砂糖は否定しませんが、摂り方と種類が大切です。

 昨今の食卓は副食の数が増えて肝心の主食を食べる量が減ってきています。副食が増え、お米をあまり食べなくなってくると精白等が多く含まれる食後の甘いデザートを摂らないと満腹感が得られなくなってきます。洋食のコース料理で食後の甘いデザートが必ず出てくるのはお米のような炭水化物のエネルギー源を摂れていないからです。
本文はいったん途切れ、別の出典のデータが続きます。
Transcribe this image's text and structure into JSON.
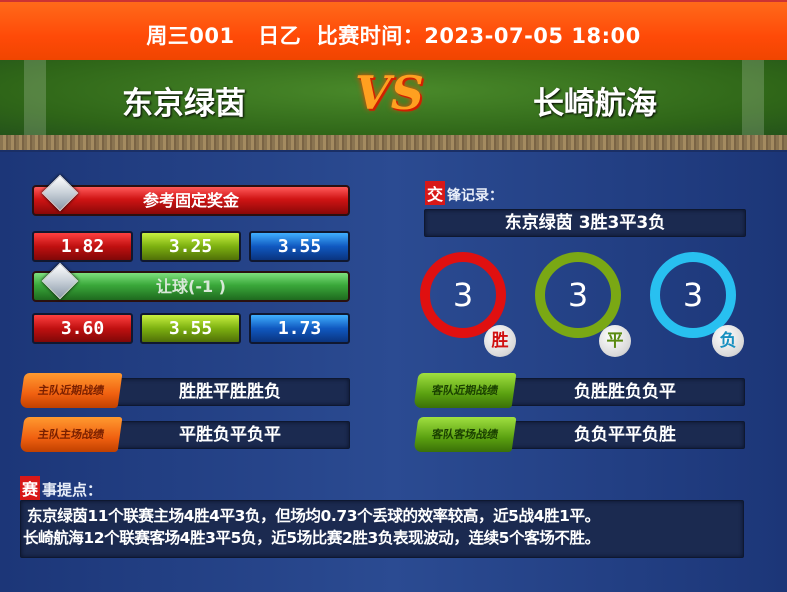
{
  "header": {
    "title": "周三001   日乙  比赛时间：2023-07-05 18:00"
  },
  "match": {
    "home_team": "东京绿茵",
    "vs": "VS",
    "away_team": "长崎航海"
  },
  "odds": {
    "fixed_label": "参考固定奖金",
    "fixed": [
      "1.82",
      "3.25",
      "3.55"
    ],
    "handicap_label": "让球(-1 )",
    "handicap": [
      "3.60",
      "3.55",
      "1.73"
    ]
  },
  "h2h": {
    "label_tag": "交",
    "label_rest": "锋记录：",
    "summary": "东京绿茵 3胜3平3负",
    "win": {
      "count": "3",
      "label": "胜",
      "color": "#e01010"
    },
    "draw": {
      "count": "3",
      "label": "平",
      "color": "#7aa814"
    },
    "loss": {
      "count": "3",
      "label": "负",
      "color": "#28c0f0"
    }
  },
  "records": {
    "home_recent": {
      "tag": "主队近期战绩",
      "value": "胜胜平胜胜负"
    },
    "home_home": {
      "tag": "主队主场战绩",
      "value": "平胜负平负平"
    },
    "away_recent": {
      "tag": "客队近期战绩",
      "value": "负胜胜负负平"
    },
    "away_away": {
      "tag": "客队客场战绩",
      "value": "负负平平负胜"
    }
  },
  "tips": {
    "label_tag": "赛",
    "label_rest": "事提点：",
    "lines": [
      "东京绿茵11个联赛主场4胜4平3负，但场均0.73个丢球的效率较高，近5战4胜1平。",
      "长崎航海12个联赛客场4胜3平5负，近5场比赛2胜3负表现波动，连续5个客场不胜。"
    ]
  }
}
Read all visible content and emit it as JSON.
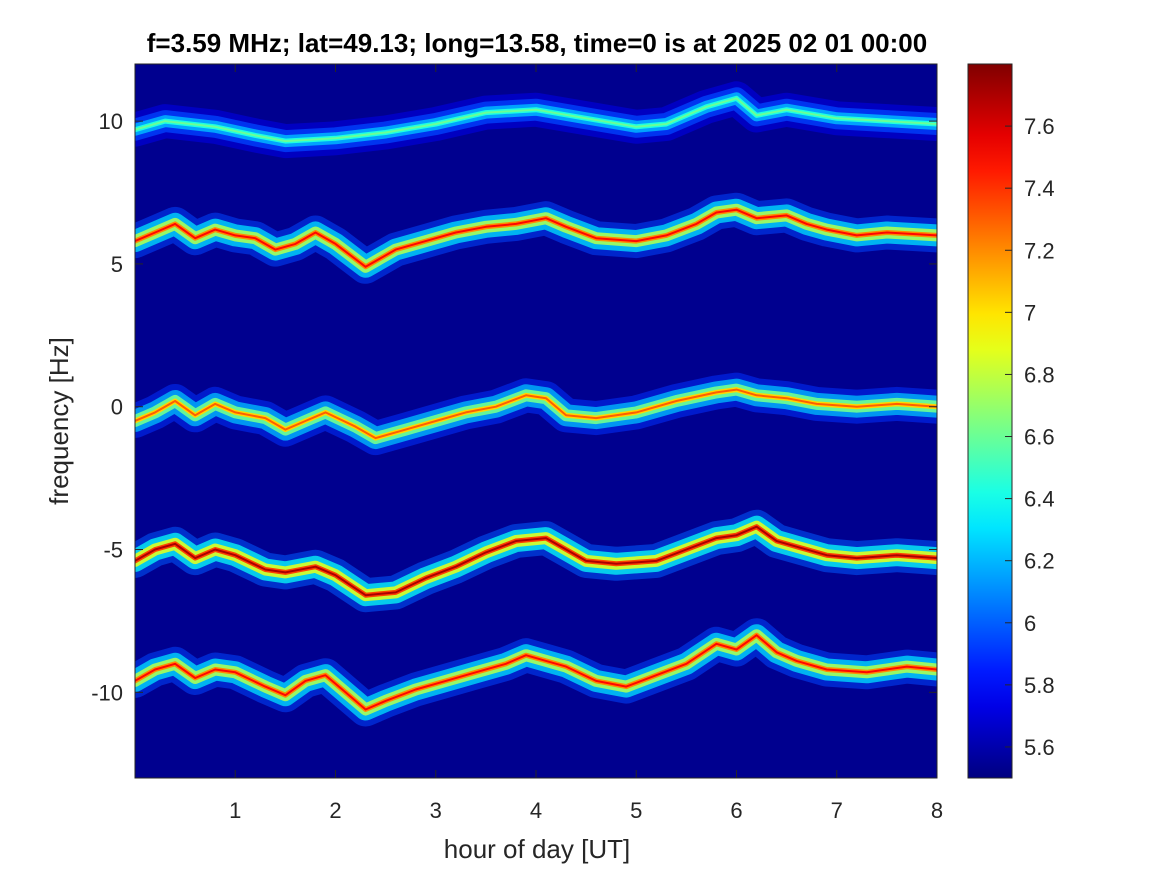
{
  "chart_data": {
    "type": "heatmap",
    "title": "f=3.59 MHz;  lat=49.13; long=13.58, time=0 is at 2025 02 01 00:00",
    "xlabel": "hour of day [UT]",
    "ylabel": "frequency [Hz]",
    "xlim": [
      0,
      8
    ],
    "ylim": [
      -13,
      12
    ],
    "x_ticks": [
      1,
      2,
      3,
      4,
      5,
      6,
      7,
      8
    ],
    "x_tick_labels": [
      "1",
      "2",
      "3",
      "4",
      "5",
      "6",
      "7",
      "8"
    ],
    "y_ticks": [
      10,
      5,
      0,
      -5,
      -10
    ],
    "y_tick_labels": [
      "10",
      "5",
      "0",
      "-5",
      "-10"
    ],
    "colorbar": {
      "colormap": "jet",
      "clim": [
        5.5,
        7.8
      ],
      "ticks": [
        5.6,
        5.8,
        6,
        6.2,
        6.4,
        6.6,
        6.8,
        7,
        7.2,
        7.4,
        7.6
      ],
      "tick_labels": [
        "5.6",
        "5.8",
        "6",
        "6.2",
        "6.4",
        "6.6",
        "6.8",
        "7",
        "7.2",
        "7.4",
        "7.6"
      ]
    },
    "background_value": 5.5,
    "traces": [
      {
        "name": "",
        "peak": 6.6,
        "points": [
          [
            0.0,
            9.7
          ],
          [
            0.3,
            10.0
          ],
          [
            0.8,
            9.8
          ],
          [
            1.2,
            9.5
          ],
          [
            1.5,
            9.3
          ],
          [
            2.0,
            9.4
          ],
          [
            2.5,
            9.6
          ],
          [
            3.0,
            9.9
          ],
          [
            3.5,
            10.3
          ],
          [
            4.0,
            10.4
          ],
          [
            4.5,
            10.1
          ],
          [
            5.0,
            9.8
          ],
          [
            5.3,
            9.9
          ],
          [
            5.7,
            10.5
          ],
          [
            6.0,
            10.8
          ],
          [
            6.2,
            10.2
          ],
          [
            6.5,
            10.4
          ],
          [
            7.0,
            10.1
          ],
          [
            7.5,
            10.0
          ],
          [
            8.0,
            9.9
          ]
        ]
      },
      {
        "name": "",
        "peak": 7.5,
        "points": [
          [
            0.0,
            5.8
          ],
          [
            0.2,
            6.1
          ],
          [
            0.4,
            6.4
          ],
          [
            0.6,
            5.9
          ],
          [
            0.8,
            6.2
          ],
          [
            1.0,
            6.0
          ],
          [
            1.2,
            5.9
          ],
          [
            1.4,
            5.5
          ],
          [
            1.6,
            5.7
          ],
          [
            1.8,
            6.1
          ],
          [
            2.0,
            5.7
          ],
          [
            2.3,
            4.9
          ],
          [
            2.6,
            5.5
          ],
          [
            2.9,
            5.8
          ],
          [
            3.2,
            6.1
          ],
          [
            3.5,
            6.3
          ],
          [
            3.8,
            6.4
          ],
          [
            4.1,
            6.6
          ],
          [
            4.3,
            6.3
          ],
          [
            4.6,
            5.9
          ],
          [
            5.0,
            5.8
          ],
          [
            5.3,
            6.0
          ],
          [
            5.6,
            6.4
          ],
          [
            5.8,
            6.8
          ],
          [
            6.0,
            6.9
          ],
          [
            6.2,
            6.6
          ],
          [
            6.5,
            6.7
          ],
          [
            6.7,
            6.4
          ],
          [
            6.9,
            6.2
          ],
          [
            7.2,
            6.0
          ],
          [
            7.5,
            6.1
          ],
          [
            8.0,
            6.0
          ]
        ]
      },
      {
        "name": "",
        "peak": 7.3,
        "points": [
          [
            0.0,
            -0.5
          ],
          [
            0.2,
            -0.2
          ],
          [
            0.4,
            0.2
          ],
          [
            0.6,
            -0.3
          ],
          [
            0.8,
            0.1
          ],
          [
            1.0,
            -0.2
          ],
          [
            1.3,
            -0.4
          ],
          [
            1.5,
            -0.8
          ],
          [
            1.7,
            -0.5
          ],
          [
            1.9,
            -0.2
          ],
          [
            2.2,
            -0.7
          ],
          [
            2.4,
            -1.1
          ],
          [
            2.7,
            -0.8
          ],
          [
            3.0,
            -0.5
          ],
          [
            3.3,
            -0.2
          ],
          [
            3.6,
            0.0
          ],
          [
            3.9,
            0.4
          ],
          [
            4.1,
            0.3
          ],
          [
            4.3,
            -0.3
          ],
          [
            4.6,
            -0.4
          ],
          [
            5.0,
            -0.2
          ],
          [
            5.4,
            0.2
          ],
          [
            5.8,
            0.5
          ],
          [
            6.0,
            0.6
          ],
          [
            6.2,
            0.4
          ],
          [
            6.5,
            0.3
          ],
          [
            6.8,
            0.1
          ],
          [
            7.2,
            0.0
          ],
          [
            7.6,
            0.1
          ],
          [
            8.0,
            0.0
          ]
        ]
      },
      {
        "name": "",
        "peak": 7.7,
        "points": [
          [
            0.0,
            -5.4
          ],
          [
            0.2,
            -5.0
          ],
          [
            0.4,
            -4.8
          ],
          [
            0.6,
            -5.3
          ],
          [
            0.8,
            -5.0
          ],
          [
            1.0,
            -5.2
          ],
          [
            1.3,
            -5.7
          ],
          [
            1.5,
            -5.8
          ],
          [
            1.8,
            -5.6
          ],
          [
            2.0,
            -5.9
          ],
          [
            2.3,
            -6.6
          ],
          [
            2.6,
            -6.5
          ],
          [
            2.9,
            -6.0
          ],
          [
            3.2,
            -5.6
          ],
          [
            3.5,
            -5.1
          ],
          [
            3.8,
            -4.7
          ],
          [
            4.1,
            -4.6
          ],
          [
            4.3,
            -5.0
          ],
          [
            4.5,
            -5.4
          ],
          [
            4.8,
            -5.5
          ],
          [
            5.2,
            -5.4
          ],
          [
            5.5,
            -5.0
          ],
          [
            5.8,
            -4.6
          ],
          [
            6.0,
            -4.5
          ],
          [
            6.2,
            -4.2
          ],
          [
            6.4,
            -4.7
          ],
          [
            6.6,
            -4.9
          ],
          [
            6.9,
            -5.2
          ],
          [
            7.2,
            -5.3
          ],
          [
            7.6,
            -5.2
          ],
          [
            8.0,
            -5.3
          ]
        ]
      },
      {
        "name": "",
        "peak": 7.5,
        "points": [
          [
            0.0,
            -9.6
          ],
          [
            0.2,
            -9.2
          ],
          [
            0.4,
            -9.0
          ],
          [
            0.6,
            -9.5
          ],
          [
            0.8,
            -9.2
          ],
          [
            1.0,
            -9.3
          ],
          [
            1.3,
            -9.8
          ],
          [
            1.5,
            -10.1
          ],
          [
            1.7,
            -9.6
          ],
          [
            1.9,
            -9.4
          ],
          [
            2.1,
            -10.0
          ],
          [
            2.3,
            -10.6
          ],
          [
            2.5,
            -10.3
          ],
          [
            2.8,
            -9.9
          ],
          [
            3.1,
            -9.6
          ],
          [
            3.4,
            -9.3
          ],
          [
            3.7,
            -9.0
          ],
          [
            3.9,
            -8.7
          ],
          [
            4.1,
            -8.9
          ],
          [
            4.3,
            -9.1
          ],
          [
            4.6,
            -9.6
          ],
          [
            4.9,
            -9.8
          ],
          [
            5.2,
            -9.4
          ],
          [
            5.5,
            -9.0
          ],
          [
            5.8,
            -8.3
          ],
          [
            6.0,
            -8.5
          ],
          [
            6.2,
            -8.0
          ],
          [
            6.4,
            -8.6
          ],
          [
            6.6,
            -8.9
          ],
          [
            6.9,
            -9.2
          ],
          [
            7.3,
            -9.3
          ],
          [
            7.7,
            -9.1
          ],
          [
            8.0,
            -9.2
          ]
        ]
      }
    ]
  }
}
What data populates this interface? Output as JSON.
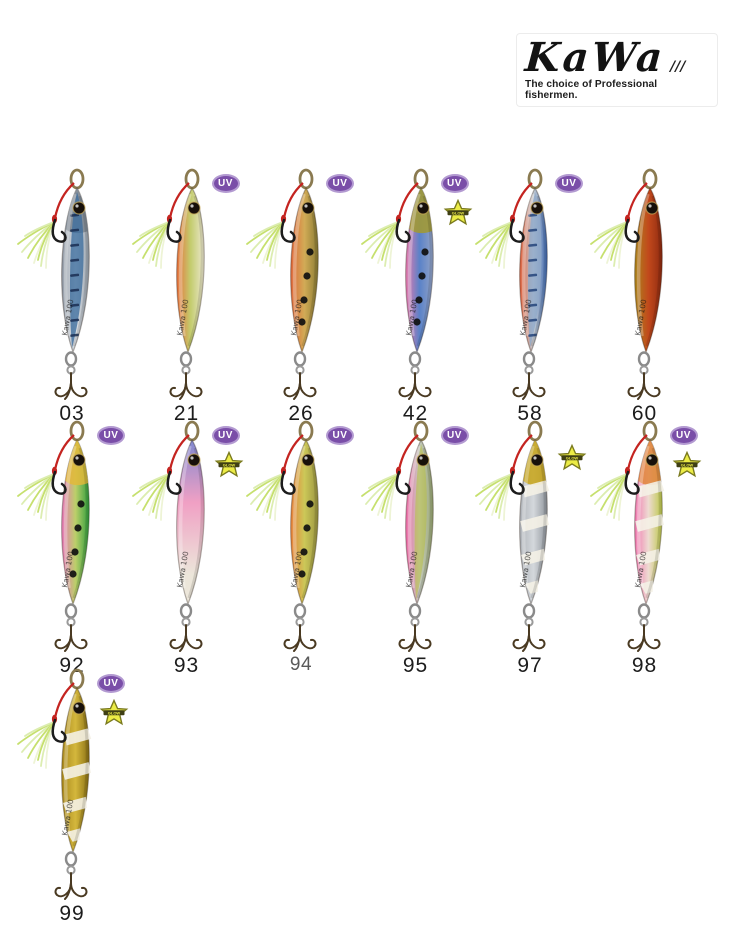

唾液にアミラーゼ澱粉分解酵素が多く含まれているのは人の進化の過程で澱粉を食べてきた結果だと考えられます。人の主食は澱粉の摂れる穀物が適しています。主食のお米をよく噛めばブドウ糖に変化しエネルギーとなりますから精白糖は生命維持に必要のないものです。甘みは食の癒しに必要ですから否定しませんが『空のエネルギー』である精白糖は極力止めて、粗製三温糖や黒砂糖、蜂蜜、上質のオリゴ糖、メープルシロップ(北米産のサトウカエデの樹液を煮詰めたもの)、などで日常の料理も工夫したいものです。